Flesh and Blood and Fish and Fowl

 

Imagine the entire world has died and the only woman to survive is the most exasperating person in your office. With an otherwise entirely empty office space, one would think Jerry (Geoff Sobelle) and Rhoda (Charlotte Ford) were in working on the weekend. Except they’re not. Featuring microwave food, taxidermy and a coveted bag of crisps, this comedic foray into the realms of Doomsday and apocalypse is outstanding.

Sobelle plays the nerdy, anxious and OCD Jerry to a perfect fault. Refusing to believe that the world has ended, he continues to occupy his time swatting flies and avoiding Rhoda, the man-eating, hunch-back secretary. Neurotic and absurd, one wonders how long they have been surviving in the office and how much longer it will be before the inevitable occurs.

St Stephen’s church has been transformed into Commercial Foods and the visual set is INCREDIBLE. The taxidermy, puppeteered and controlled by Jessica Grindstaff and Erik Sanko, are silent, skin-crawling characters, popping out of drawers and under desks when you least expect them to do so. They are so disturbing, one laughs instead of freaking out; literally, the otherwise silent audience would burst into nervous laughter every time a stuffed animal came on stage.

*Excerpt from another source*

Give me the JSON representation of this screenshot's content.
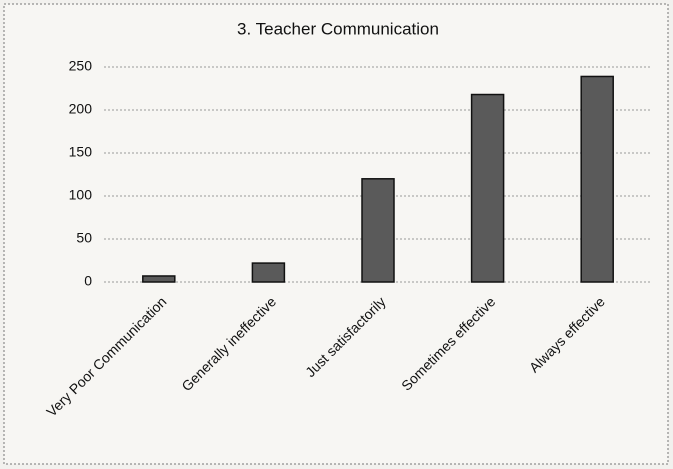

Sobelle and Ford, alongside a very talented sound designer Nick Kourtides and, of course, the taxidermy, have created a maddeningly hilarious piece of work from New York's Barrow Street theatre. The outlandish and amazingly annoying Jerry and Rhoda build up the storyline to an unbelievably surreal and visually stunning finale and, despite the high price of the ticket, this is worth every penny.